Is there any other way to read and study the Bible? Yes, there are numerous ways, are there not? There are all kinds of books on hermeneutics and theologians have many theories or ways to come to what they believe is truth from the Bible. How can a theologian or pastor or teacher of the Bible come to the Bible and read the historical account and analyze the grammar and look for the moral application, but leave out the spiritual meaning? For instance, when you read in Genesis 1, “And God said,” it is the Word of God and God says His Word is like the rain. So when God said, “Let the earth bring forth grass, the herb yielding seed, and the fruit tree yielding fruit after his kind, whose seed is in itself, upon the earth: and it was so. And the earth brought forth grass, and herb yielding seed after his kind, and the tree yielding fruit, whose seed was in itself, after his kind: and God saw that it was good,” how can any serious student of the Bible not search these words to see how they lead us to the Gospel? The grass, the herbs, the seed and the fruit all lead us to the Gospel. It does not matter which word you pick, they all lead us to Scriptures where God speaks of the rain, the early and latter rain and the fruit that comes forth from it. If you are thorough enough to check the New Testament, you have all the parables of Jesus that are full of analogies to vineyards and to sowing and it is all tied into the Gospel. This is one of the easier things for anyone to see because Jesus would explain in His parable the definitions. For example, He would say, “The kingdom of heaven is like,” and He would explain the spiritual application.
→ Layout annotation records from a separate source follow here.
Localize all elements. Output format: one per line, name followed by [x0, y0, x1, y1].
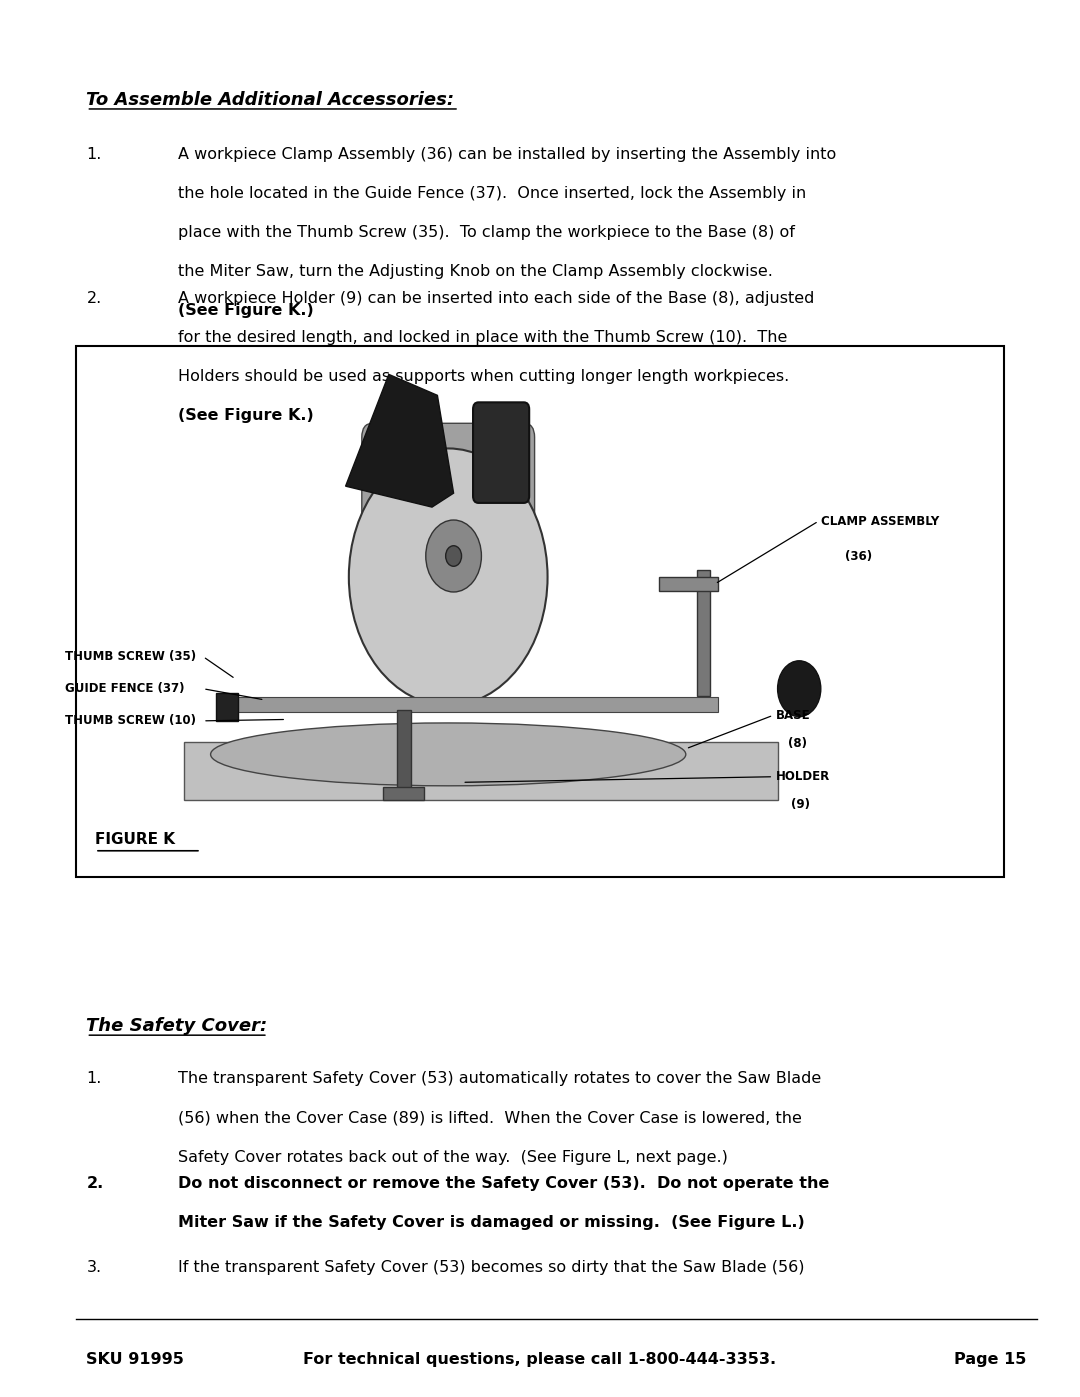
Text: If the transparent Safety Cover (53) becomes so dirty that the Saw Blade (56): If the transparent Safety Cover (53) bec… — [178, 1260, 805, 1275]
Text: THUMB SCREW (35): THUMB SCREW (35) — [65, 650, 195, 664]
Text: (See Figure K.): (See Figure K.) — [178, 408, 314, 423]
Text: CLAMP ASSEMBLY: CLAMP ASSEMBLY — [821, 514, 939, 528]
Text: place with the Thumb Screw (35).  To clamp the workpiece to the Base (8) of: place with the Thumb Screw (35). To clam… — [178, 225, 795, 240]
Bar — [659, 577, 718, 591]
Text: FIGURE K: FIGURE K — [95, 831, 175, 847]
FancyBboxPatch shape — [362, 423, 535, 605]
Bar — [76, 346, 1004, 877]
Text: (8): (8) — [788, 736, 808, 750]
Text: (36): (36) — [845, 549, 872, 563]
Polygon shape — [346, 374, 454, 507]
Text: A workpiece Holder (9) can be inserted into each side of the Base (8), adjusted: A workpiece Holder (9) can be inserted i… — [178, 291, 814, 306]
Text: for the desired length, and locked in place with the Thumb Screw (10).  The: for the desired length, and locked in pl… — [178, 330, 787, 345]
Bar — [383, 787, 424, 800]
Text: 2.: 2. — [86, 291, 102, 306]
Text: (See Figure K.): (See Figure K.) — [178, 303, 314, 319]
Text: THUMB SCREW (10): THUMB SCREW (10) — [65, 714, 195, 728]
Text: (56) when the Cover Case (89) is lifted.  When the Cover Case is lowered, the: (56) when the Cover Case (89) is lifted.… — [178, 1111, 802, 1126]
Text: 3.: 3. — [86, 1260, 102, 1275]
Bar — [184, 742, 778, 800]
Text: For technical questions, please call 1-800-444-3353.: For technical questions, please call 1-8… — [303, 1352, 777, 1368]
Circle shape — [446, 546, 461, 566]
Text: Safety Cover rotates back out of the way.  (See Figure L, next page.): Safety Cover rotates back out of the way… — [178, 1150, 728, 1165]
Bar — [221, 697, 718, 712]
Text: The transparent Safety Cover (53) automatically rotates to cover the Saw Blade: The transparent Safety Cover (53) automa… — [178, 1071, 822, 1087]
Text: Miter Saw if the Safety Cover is damaged or missing.  (See Figure L.): Miter Saw if the Safety Cover is damaged… — [178, 1215, 805, 1231]
Ellipse shape — [211, 724, 686, 785]
Text: A workpiece Clamp Assembly (36) can be installed by inserting the Assembly into: A workpiece Clamp Assembly (36) can be i… — [178, 147, 836, 162]
Text: Holders should be used as supports when cutting longer length workpieces.: Holders should be used as supports when … — [178, 369, 789, 384]
Text: The Safety Cover:: The Safety Cover: — [86, 1017, 268, 1035]
Text: GUIDE FENCE (37): GUIDE FENCE (37) — [65, 682, 185, 696]
FancyBboxPatch shape — [473, 402, 529, 503]
Bar — [216, 693, 238, 721]
Text: HOLDER: HOLDER — [775, 770, 829, 784]
Text: BASE: BASE — [775, 708, 810, 722]
Bar — [697, 570, 710, 696]
Text: SKU 91995: SKU 91995 — [86, 1352, 185, 1368]
Circle shape — [778, 661, 821, 717]
Text: the hole located in the Guide Fence (37).  Once inserted, lock the Assembly in: the hole located in the Guide Fence (37)… — [178, 186, 807, 201]
Text: 1.: 1. — [86, 1071, 102, 1087]
Text: the Miter Saw, turn the Adjusting Knob on the Clamp Assembly clockwise.: the Miter Saw, turn the Adjusting Knob o… — [178, 264, 773, 279]
Text: 2.: 2. — [86, 1176, 104, 1192]
Text: Do not disconnect or remove the Safety Cover (53).  Do not operate the: Do not disconnect or remove the Safety C… — [178, 1176, 829, 1192]
Text: 1.: 1. — [86, 147, 102, 162]
Circle shape — [426, 520, 482, 592]
Bar — [397, 710, 411, 793]
Text: (9): (9) — [791, 798, 810, 812]
Text: To Assemble Additional Accessories:: To Assemble Additional Accessories: — [86, 91, 455, 109]
Text: Page 15: Page 15 — [954, 1352, 1026, 1368]
Circle shape — [349, 448, 548, 705]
This is why there is such an awful famine of hearing. Even before God ended the church age, there were already many churches that were “dead” because they just taught the plain, literal meaning or the natural things of the Bible as if they were teaching an English course from a textbook and they just teach what appears on the pages and, yet, the Bible is so far above the books of men and it is full of depths of wisdom and buried treasure that must be searched and dug into with “pick ax and shovel.” We have to study the Bible, comparing Scripture with Scripture, and we can find enormous treasures that open up as God teaches us His Gospel program.
Now, sometimes, we may not be able to find the deeper meaning and that is okay because we are very limited creatures. We are finite and we have small minds. Something can be right before our eyes and we do not see it and all we can do is recognize that and say, “I just do not understand that verse, but I will continue to study and pray for wisdom and we move on to another verse.” Of course, we want to hold onto the option to go back to that verse.
We will stop here for today. It is a good thing to look at the growing season as God speaks of it in the Bible. It is a very widespread teaching in all Scriptures from the beginning to the end as God speaks of His salvation program in association with “times and seasons” and harvest.